Generally, search engine are text-based. Most search engines only have the capability of indexing text content however Googlebot’s capabilities has been successfully enhanced over time.

Google can index a plethora of file types, the most common formats include:

  • Shockwave Flash (.swf)
  • Microsoft Excel (.xls)
  • Microsoft PowerPoint (.ppt)
  • Microsoft Word (.doc)
  • Adobe Portable Document Format (.pdf)
  • Adobe PostScript (.ps)
  • Atom and RSS feeds (.atom, .rss)
  • Autodesk Design Web Format (.dwf)
  • Google Earth (.kml, .kmz)
  • MacWrite (.mw)
  • Microsoft Works (.wks, .wps, .wdb)
  • Microsoft Write (.wri)
  • Open Document Format (.odt)
  • Rich Text Format (.rtf)
  • Text (.ans, .txt)
  • Wireless Markup Language (.wml, .wap)

There are millions of websites which use Adobe’s Flash technology in one form or another and back in the day Google’s guidelines explicitly advised that any Flash content without alternate textual content i.e Scalable Inman Flash Replacement (sIFR) would not be indexed. Things have changed since then; in 2008 Adobe announced that they have provided Google and Yahoo! optimized version of its Flash Player technology to help enhance search engine indexing of Flash content.

Later that year Google announced the launch of their Flash indexing algorithm however it advised that the new algorithm’s capabilities are limited. In November 2010 Google announced that their Flash indexing algorithm has been significantly improved and that it is capable of indexing almost any Flash content.

Currently almost any text a user can see as they interact with a SWF file on your site can be indexed by Googlebot and used to generate a snippet or match query terms in Google searches. Additionally, Googlebot can also discover URLs in SWF files and follow those links, so if your SWF content contains links to pages inside your website, Google may be able to crawl and index those pages as well.

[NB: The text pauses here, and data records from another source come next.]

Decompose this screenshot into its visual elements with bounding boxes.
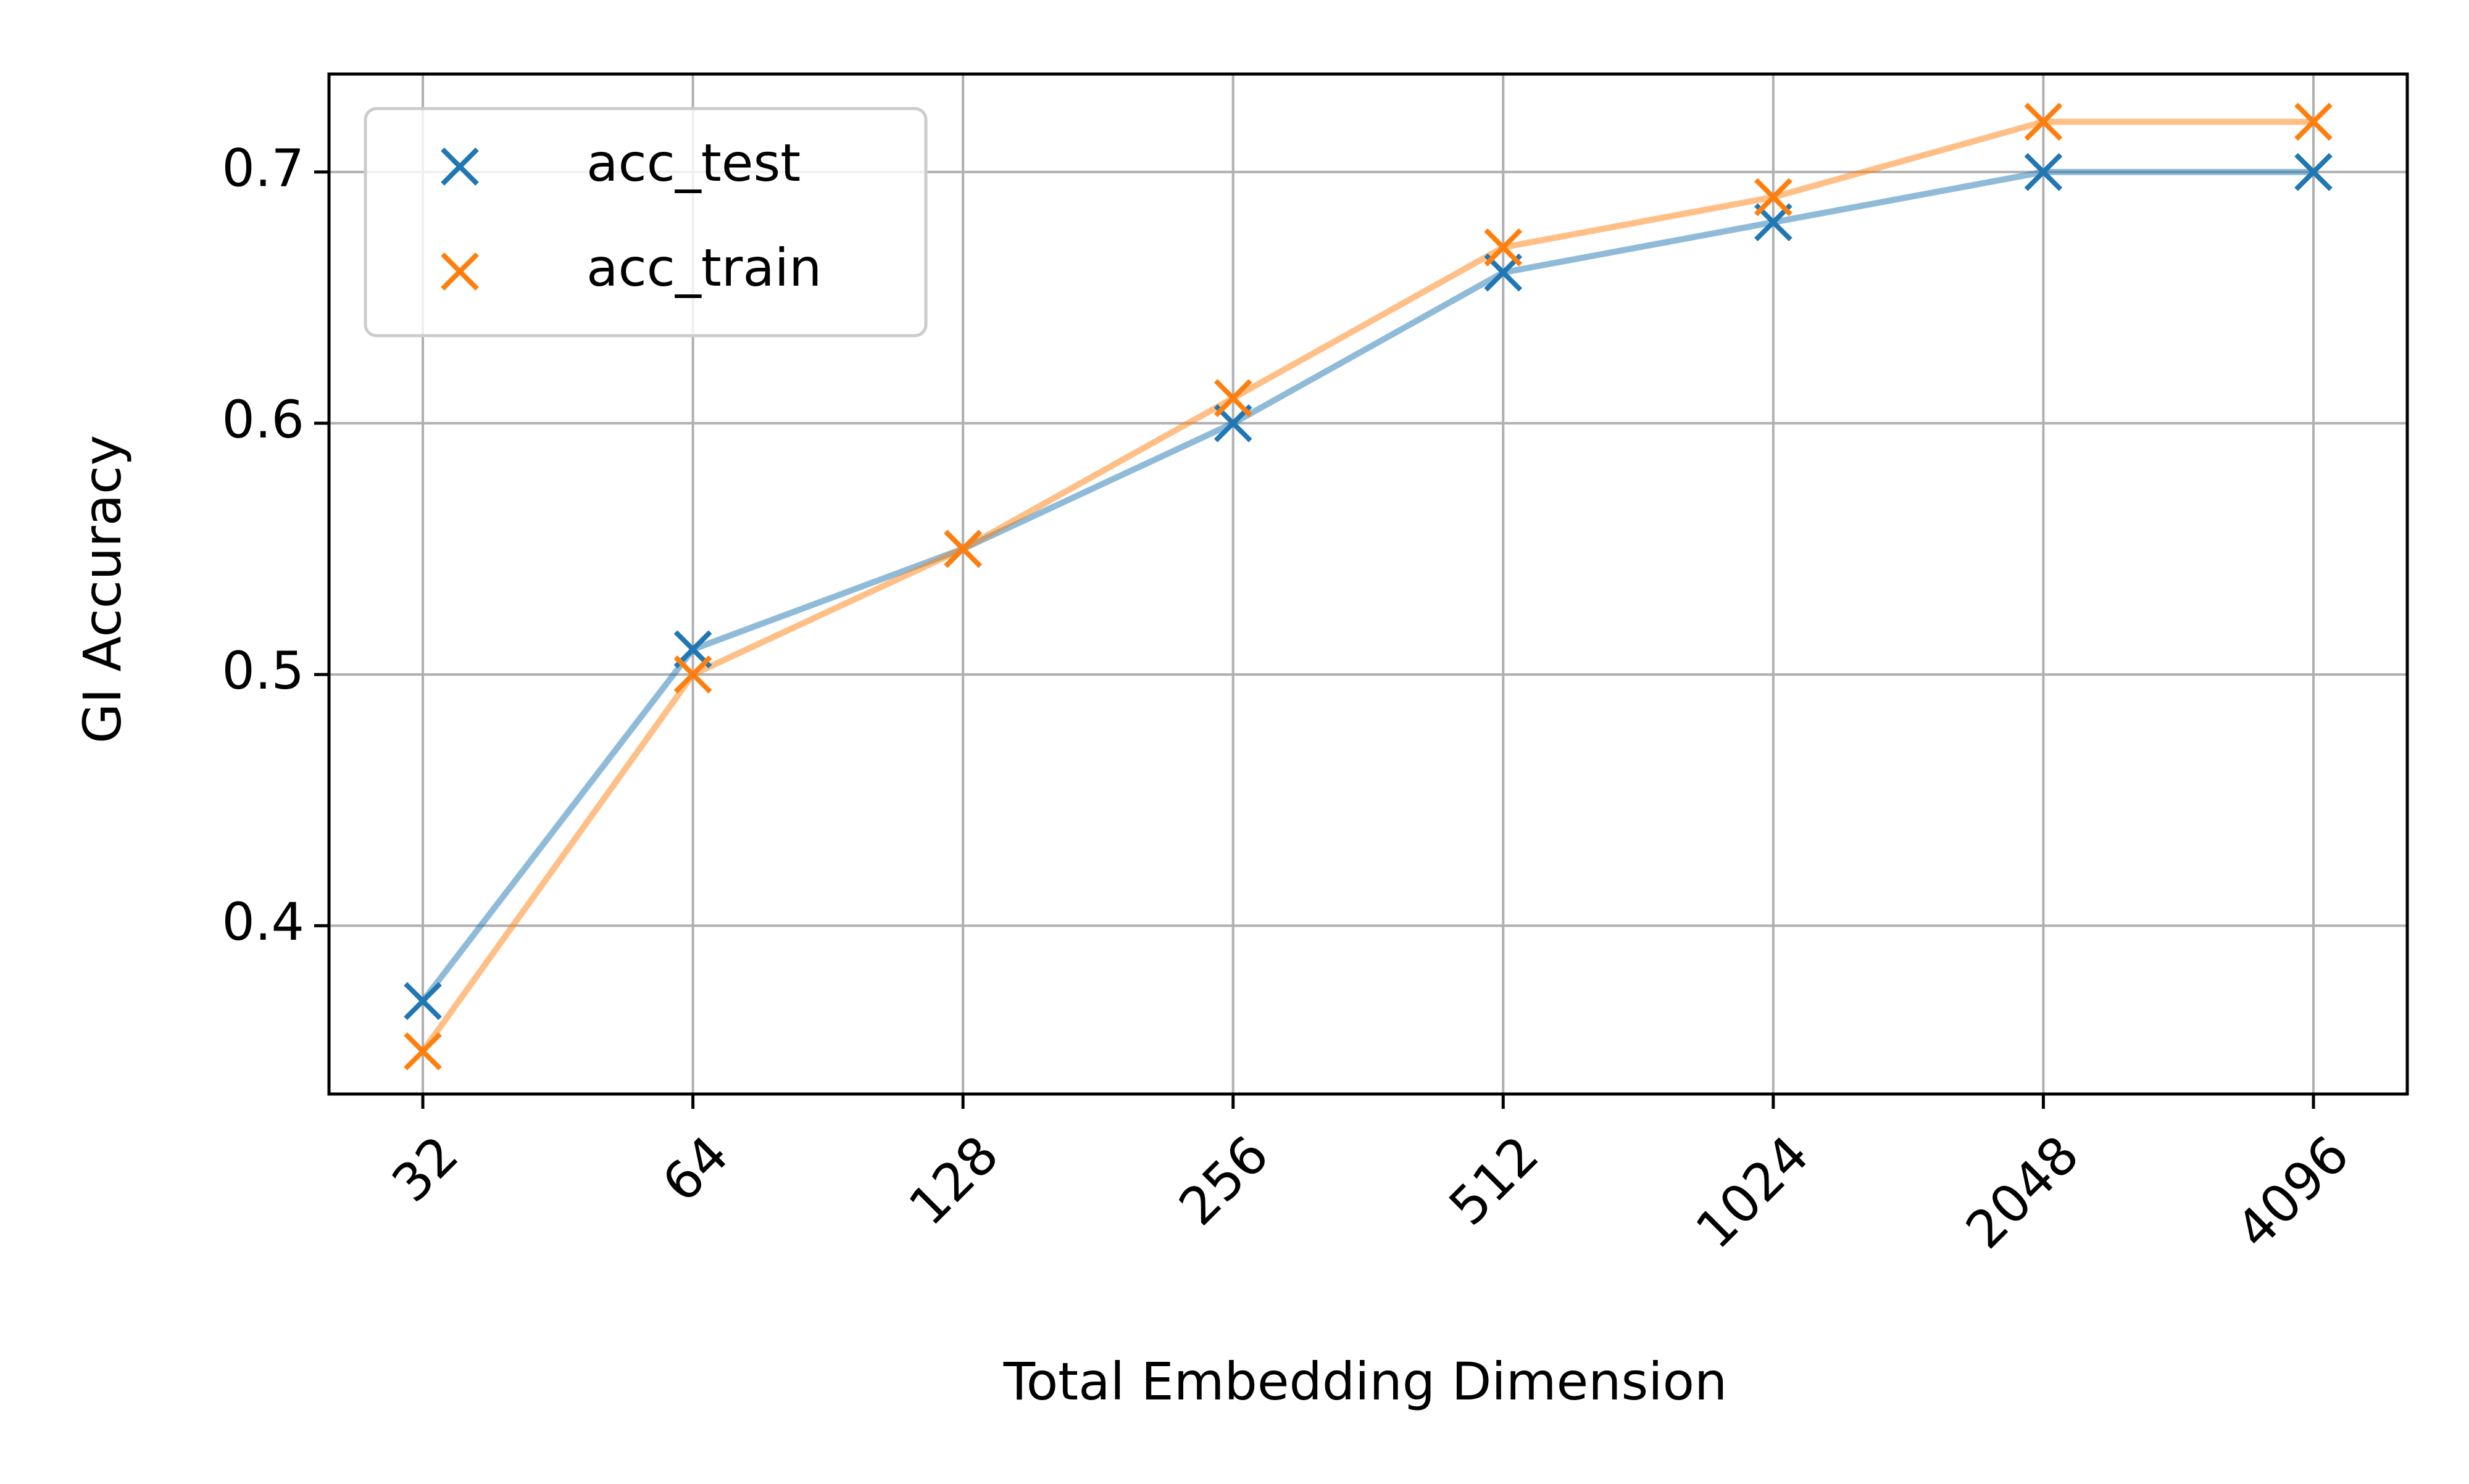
y-axis-ticks: 0.4 0.5 0.6 0.7	[222, 138, 329, 952]
data-point-acc-test	[2294, 152, 2333, 191]
plot-frame	[327, 72, 2409, 1096]
y-tick-label: 0.6	[222, 389, 304, 450]
data-point-acc-test	[2024, 152, 2063, 191]
data-point-acc-train	[2024, 102, 2063, 141]
legend-marker	[441, 252, 479, 291]
series-markers	[404, 102, 2333, 1071]
data-point-acc-train	[404, 1032, 442, 1071]
x-axis-label: Total Embedding Dimension	[1003, 1351, 1728, 1412]
data-point-acc-test	[404, 982, 442, 1021]
legend-marker	[441, 147, 479, 186]
series-lines	[420, 118, 2313, 1053]
grid	[329, 74, 2407, 1094]
data-point-acc-train	[2294, 102, 2333, 141]
y-axis-label: GI Accuracy	[72, 435, 133, 744]
legend: acc_test acc_train	[364, 107, 928, 338]
legend-label: acc_test	[586, 133, 801, 193]
legend-label: acc_train	[586, 238, 822, 298]
y-tick-label: 0.7	[222, 138, 304, 199]
data-point-acc-train	[1754, 178, 1792, 217]
y-tick-label: 0.5	[222, 640, 304, 701]
series-line-acc-train	[420, 118, 2313, 1053]
series-line-acc-test	[420, 168, 2313, 1003]
y-tick-label: 0.4	[222, 892, 304, 952]
data-point-acc-train	[1484, 228, 1523, 267]
legend-box	[364, 107, 928, 338]
data-point-acc-train	[944, 529, 982, 568]
data-point-acc-train	[1214, 379, 1252, 418]
data-point-acc-train	[673, 655, 712, 694]
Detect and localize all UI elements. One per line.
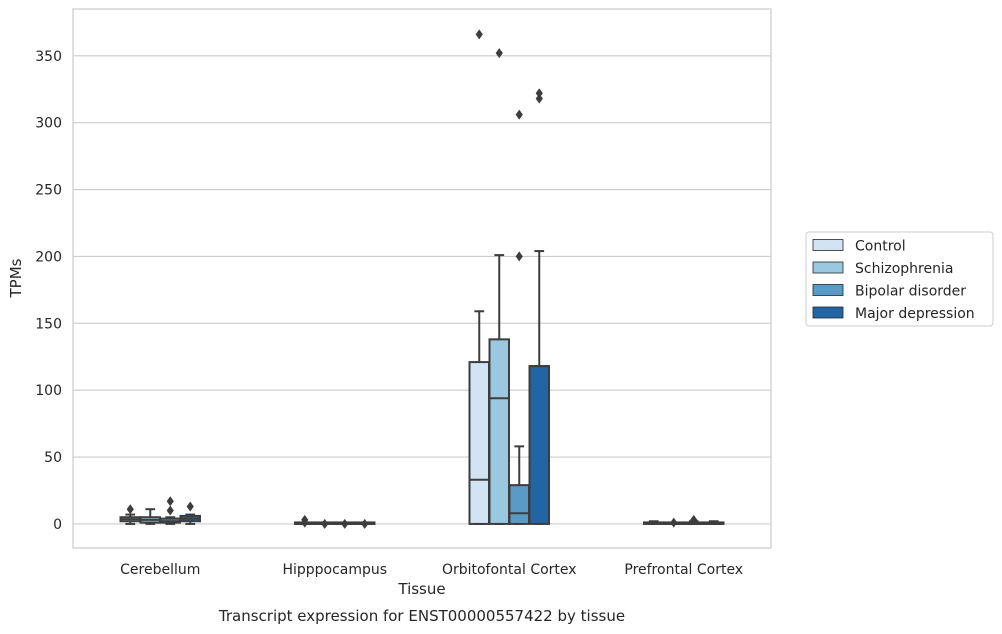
- legend-swatch: [812, 261, 844, 274]
- y-tick-label: 100: [35, 383, 62, 399]
- box-1-0: [294, 514, 316, 528]
- x-axis-title: Tissue: [397, 580, 445, 598]
- box-0-2: [159, 496, 181, 525]
- outlier-point: [301, 514, 309, 525]
- boxes-layer: [119, 29, 725, 529]
- y-tick-label: 250: [35, 183, 62, 199]
- outlier-point: [535, 88, 543, 99]
- x-tick-label: Cerebellum: [120, 562, 200, 578]
- box-1-3: [354, 518, 376, 529]
- outlier-point: [186, 501, 194, 512]
- y-tick-label: 350: [35, 49, 62, 65]
- legend-item: Schizophrenia: [812, 261, 953, 277]
- box-3-0: [643, 520, 665, 525]
- box-3-3: [703, 520, 725, 525]
- outlier-point: [670, 517, 678, 528]
- box-rect: [468, 361, 490, 525]
- legend-swatch: [812, 239, 844, 251]
- outlier-point: [341, 518, 349, 529]
- legend-item: Control: [812, 239, 906, 255]
- legend-swatch: [812, 284, 844, 296]
- box-0-1: [139, 508, 161, 525]
- legend-swatch: [812, 306, 844, 319]
- outlier-point: [515, 251, 523, 262]
- plot-frame: [72, 8, 772, 549]
- y-tick-label: 0: [53, 517, 62, 533]
- outlier-point: [126, 504, 134, 515]
- outlier-point: [361, 518, 369, 529]
- box-0-3: [179, 501, 201, 525]
- y-axis: 0 50 100 150 200 250 300 350: [35, 49, 62, 533]
- box-1-2: [334, 518, 356, 529]
- outlier-point: [475, 29, 483, 40]
- y-tick-label: 50: [44, 450, 62, 466]
- box-3-2: [683, 514, 705, 525]
- box-2-3: [528, 88, 550, 525]
- legend-item: Major depression: [812, 306, 975, 322]
- box-rect: [528, 365, 550, 525]
- outlier-point: [495, 48, 503, 59]
- box-2-1: [488, 48, 510, 525]
- y-tick-label: 200: [35, 249, 62, 265]
- grid-layer: [73, 55, 771, 525]
- x-tick-label: Hipppocampus: [282, 562, 387, 578]
- box-rect: [488, 338, 510, 525]
- box-0-0: [119, 504, 141, 525]
- outlier-point: [535, 93, 543, 104]
- x-axis: Cerebellum Hipppocampus Orbitofontal Corte…: [120, 562, 743, 578]
- legend: Control Schizophrenia Bipolar disorder Majo…: [805, 231, 994, 327]
- y-tick-label: 300: [35, 116, 62, 132]
- box-1-1: [314, 518, 336, 529]
- legend-label: Control: [855, 239, 906, 255]
- x-tick-label: Prefrontal Cortex: [624, 562, 743, 578]
- legend-item: Bipolar disorder: [812, 284, 966, 300]
- legend-label: Major depression: [855, 306, 975, 322]
- box-2-2: [508, 109, 530, 525]
- box-2-0: [468, 29, 490, 525]
- outlier-point: [166, 505, 174, 516]
- box-rect: [508, 484, 530, 525]
- chart-caption: Transcript expression for ENST0000055742…: [218, 607, 625, 625]
- legend-label: Schizophrenia: [855, 261, 953, 277]
- legend-label: Bipolar disorder: [855, 284, 966, 300]
- outlier-point: [166, 496, 174, 507]
- outlier-point: [690, 514, 698, 525]
- y-tick-label: 150: [35, 316, 62, 332]
- outlier-point: [515, 109, 523, 120]
- y-axis-title: TPMs: [7, 258, 25, 298]
- box-3-1: [663, 517, 685, 528]
- legend-frame: [805, 231, 994, 327]
- x-tick-label: Orbitofontal Cortex: [442, 562, 577, 578]
- outlier-point: [321, 518, 329, 529]
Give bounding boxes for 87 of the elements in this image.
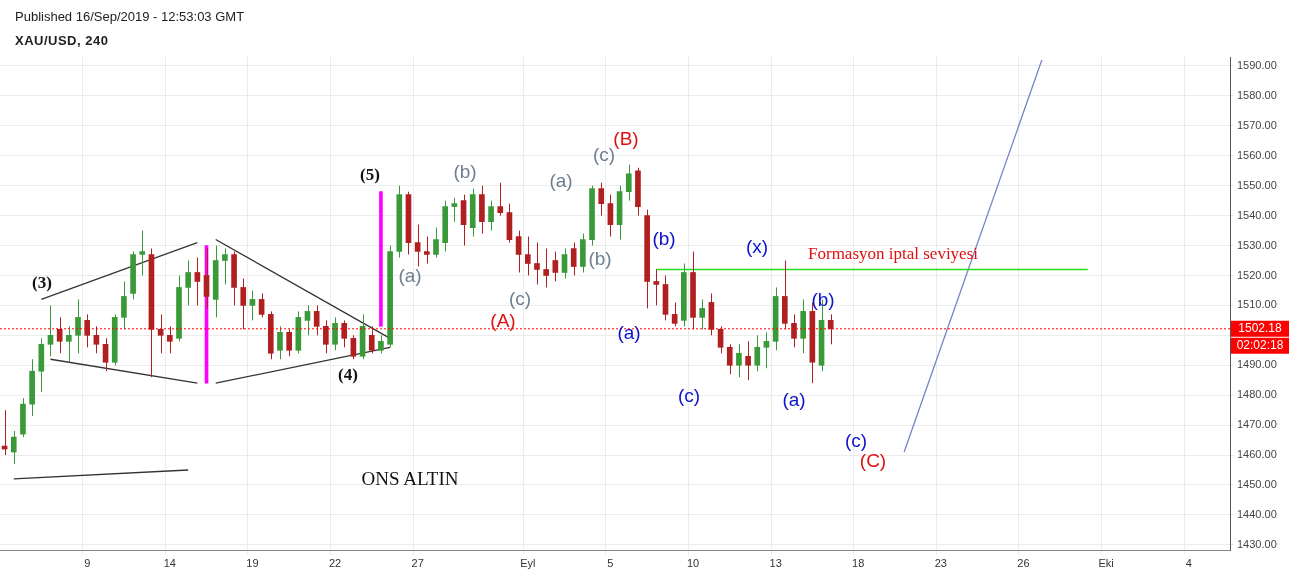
candlestick xyxy=(368,325,375,354)
y-tick-label: 1570.00 xyxy=(1237,118,1277,131)
candlestick xyxy=(313,304,320,336)
x-tick-label: 13 xyxy=(769,557,782,570)
candlestick xyxy=(497,182,504,217)
candlestick xyxy=(726,343,733,375)
y-tick-label: 1490.00 xyxy=(1237,358,1277,371)
x-tick-label: 10 xyxy=(686,557,700,570)
y-tick-label: 1470.00 xyxy=(1237,418,1277,431)
text: Published 16/Sep/2019 - 12:53:03 GMT xyxy=(15,9,245,24)
annotation: (c) xyxy=(508,288,532,310)
x-tick-label: Eyl xyxy=(520,557,536,570)
y-tick-label: 1450.00 xyxy=(1237,477,1277,490)
y-tick-label: 1550.00 xyxy=(1237,178,1277,191)
candlestick xyxy=(736,343,742,378)
annotation: (5) xyxy=(360,165,380,185)
y-tick-label: 1430.00 xyxy=(1237,537,1277,550)
y-tick-label: 1480.00 xyxy=(1237,388,1277,401)
candlestick xyxy=(222,248,228,285)
x-tick-label: Eki xyxy=(1098,557,1114,570)
candlestick xyxy=(580,233,586,273)
annotation: (c) xyxy=(592,144,616,166)
annotation: (b) xyxy=(453,161,477,183)
x-tick-label: 5 xyxy=(607,557,614,570)
candlestick xyxy=(781,260,788,330)
candlestick xyxy=(166,325,173,354)
y-tick-label: 1520.00 xyxy=(1237,268,1277,281)
annotation: (3) xyxy=(32,273,52,293)
annotation: (a) xyxy=(549,170,573,192)
y-tick-label: 1510.00 xyxy=(1237,298,1277,311)
y-tick-label: 1460.00 xyxy=(1237,448,1277,461)
y-tick-label: 1540.00 xyxy=(1237,208,1277,221)
annotation: (c) xyxy=(677,385,701,407)
y-tick-label: 1440.00 xyxy=(1237,507,1277,520)
annotation: (b) xyxy=(811,289,835,311)
annotation: ONS ALTIN xyxy=(361,467,459,489)
x-tick-label: 22 xyxy=(328,557,342,570)
candlestick xyxy=(524,236,531,276)
candlestick xyxy=(534,242,540,285)
x-tick-label: 26 xyxy=(1017,557,1030,570)
candlestick xyxy=(543,248,549,288)
candlestick xyxy=(570,242,577,276)
annotation: (b) xyxy=(652,228,676,250)
text: 02:02:18 xyxy=(1236,338,1284,353)
annotation: (b) xyxy=(588,248,612,270)
candlestick xyxy=(277,325,283,360)
annotation: (B) xyxy=(613,128,639,150)
candlestick xyxy=(479,185,485,235)
x-tick-label: 18 xyxy=(852,557,865,570)
y-tick-label: 1560.00 xyxy=(1237,148,1277,161)
x-tick-label: 27 xyxy=(411,557,424,570)
candlestick xyxy=(488,200,494,232)
x-tick-label: 9 xyxy=(84,557,91,570)
candlestick xyxy=(66,325,72,363)
chart-title: XAU/USD, 240 xyxy=(15,33,109,48)
annotation: (4) xyxy=(338,365,358,385)
ref-line-label: 1502.18 xyxy=(1238,321,1283,336)
candlestick xyxy=(699,298,706,330)
x-tick-label: 14 xyxy=(163,557,176,570)
candlestick xyxy=(625,164,632,202)
annotation: (A) xyxy=(490,310,516,332)
annotation: (C) xyxy=(859,450,887,472)
annotation: (a) xyxy=(617,322,641,344)
candlestick xyxy=(754,334,761,372)
candlestick xyxy=(286,328,292,357)
y-tick-label: 1530.00 xyxy=(1237,238,1277,251)
candlestick xyxy=(433,227,439,259)
x-tick-label: 4 xyxy=(1185,557,1192,570)
candlestick xyxy=(185,260,191,306)
annotation: Formasyon iptal seviyesi xyxy=(808,244,979,264)
annotation: (c) xyxy=(844,430,868,452)
y-tick-label: 1590.00 xyxy=(1237,59,1277,72)
candlestick xyxy=(121,280,127,330)
candlestick xyxy=(745,340,751,381)
candlestick xyxy=(240,277,247,330)
x-tick-label: 23 xyxy=(934,557,947,570)
annotation: (a) xyxy=(398,265,422,287)
annotation: (a) xyxy=(782,389,806,411)
candlestick xyxy=(653,268,660,306)
candlestick xyxy=(424,236,430,264)
x-tick-label: 19 xyxy=(246,557,259,570)
candlestick xyxy=(139,230,146,276)
candlestick xyxy=(38,337,45,393)
y-tick-label: 1580.00 xyxy=(1237,88,1277,101)
annotation: (x) xyxy=(745,236,769,258)
candlestick xyxy=(598,182,605,217)
candlestick xyxy=(378,334,384,354)
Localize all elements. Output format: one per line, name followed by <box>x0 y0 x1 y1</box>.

If your project revolves around Flash technology and SEO is an important element of your project (which it should be anyway) then it is worth looking into GAIA Framework. Depending on level of interest I might create a tutorial on GAIA Framework and Flash SEO at some point next year.

As far as images are concerned, Google has used Optical Character Recognition technology for over 2 years now. OCR technology allows Google to convert a picture of “a thousand words, into a thousand words – words that can be searched and indexed”.